Previously, this same type of scenario was accomplished using duplicate copies of covering indexes, where each copy of the index was pinned to a specific region. Then, follower reads could be used to make lookups outside of the indexes even faster if the bounded staleness inherent to follower reads could be tolerated.

 

The downside, at least with larger enterprise customers, is the new syntax. With the release of 21.1, the new multi-region syntax is declarative. You specify the primary region for your DB or table, you specify the survivability goal, and you set a table to have a locality of global. This is all much simpler than the older syntax for specifying zone configurations.
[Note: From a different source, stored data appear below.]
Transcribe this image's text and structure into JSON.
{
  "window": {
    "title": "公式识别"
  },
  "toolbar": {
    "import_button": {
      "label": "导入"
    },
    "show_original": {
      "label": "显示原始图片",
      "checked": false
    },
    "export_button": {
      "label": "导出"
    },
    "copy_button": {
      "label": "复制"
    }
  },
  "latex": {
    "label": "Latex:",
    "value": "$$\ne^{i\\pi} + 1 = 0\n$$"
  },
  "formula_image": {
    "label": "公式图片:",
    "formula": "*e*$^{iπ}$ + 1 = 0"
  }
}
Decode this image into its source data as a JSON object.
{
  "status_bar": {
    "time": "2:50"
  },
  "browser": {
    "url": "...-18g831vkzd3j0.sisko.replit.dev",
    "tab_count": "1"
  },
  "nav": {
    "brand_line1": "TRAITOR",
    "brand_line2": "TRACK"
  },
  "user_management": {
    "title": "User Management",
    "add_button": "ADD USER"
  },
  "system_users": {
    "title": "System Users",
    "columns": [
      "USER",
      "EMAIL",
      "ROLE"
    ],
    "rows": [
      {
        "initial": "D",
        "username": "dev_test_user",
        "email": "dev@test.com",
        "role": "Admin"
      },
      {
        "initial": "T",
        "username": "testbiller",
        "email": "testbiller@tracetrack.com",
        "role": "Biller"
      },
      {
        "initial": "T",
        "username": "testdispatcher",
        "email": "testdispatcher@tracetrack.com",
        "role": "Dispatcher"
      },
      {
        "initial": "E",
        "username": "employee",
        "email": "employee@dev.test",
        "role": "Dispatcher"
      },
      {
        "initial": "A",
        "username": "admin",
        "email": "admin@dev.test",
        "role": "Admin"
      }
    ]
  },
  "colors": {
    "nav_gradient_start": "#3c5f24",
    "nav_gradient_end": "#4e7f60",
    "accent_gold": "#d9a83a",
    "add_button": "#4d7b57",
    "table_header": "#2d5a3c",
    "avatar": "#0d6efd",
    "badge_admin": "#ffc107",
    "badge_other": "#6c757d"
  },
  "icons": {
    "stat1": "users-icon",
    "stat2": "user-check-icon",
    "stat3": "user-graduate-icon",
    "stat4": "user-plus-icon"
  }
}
But if you need to be precise and specific as to where you place replicas and leaseholders, such as in applications with specific business needs or because the multi-region layout of the cluster is non-trivial, the specificity of the older syntax is preferred.

 

So why don’t we use both the old and new syntax together? CRDB internally is going to assume that things have been setup using either the old syntax or the newer syntax. And once we touch a zone config with the older syntax, we can’t be certain the new syntax will be able to take all those situations into account. But… we can use the new syntax to create a table then inspect it with our older command set and utilize the new variables in zone configurations.

 

Let’s fire up a test cluster and create a table.

1root@localhost:26257/defaultdb> create table postal_codes ( id int primary key, code string) locality global; 2ERROR: cannot set LOCALITY on a table in a database that is not multi-region enabled 3SQLSTATE: 42P16

 

Well, that didn’t go as planned. We need to set a primary region for our DB first.

1root@localhost:26257/defaultdb> alter database defaultdb primary region "us-east1"; 2ALTER DATABASE PRIMARY REGION 3 4Time: 94ms total (execution 93ms / network 0ms) 5 6root@localhost:26257/defaultdb> create table postal_codes ( id int primary key, code string) locality global; 7CREATE TABLE 8 9Time: 23ms total (execution 23ms / network 0ms)

Now if we look at the create table output, we see what you would expect after reading the CRDB documentation on the subject.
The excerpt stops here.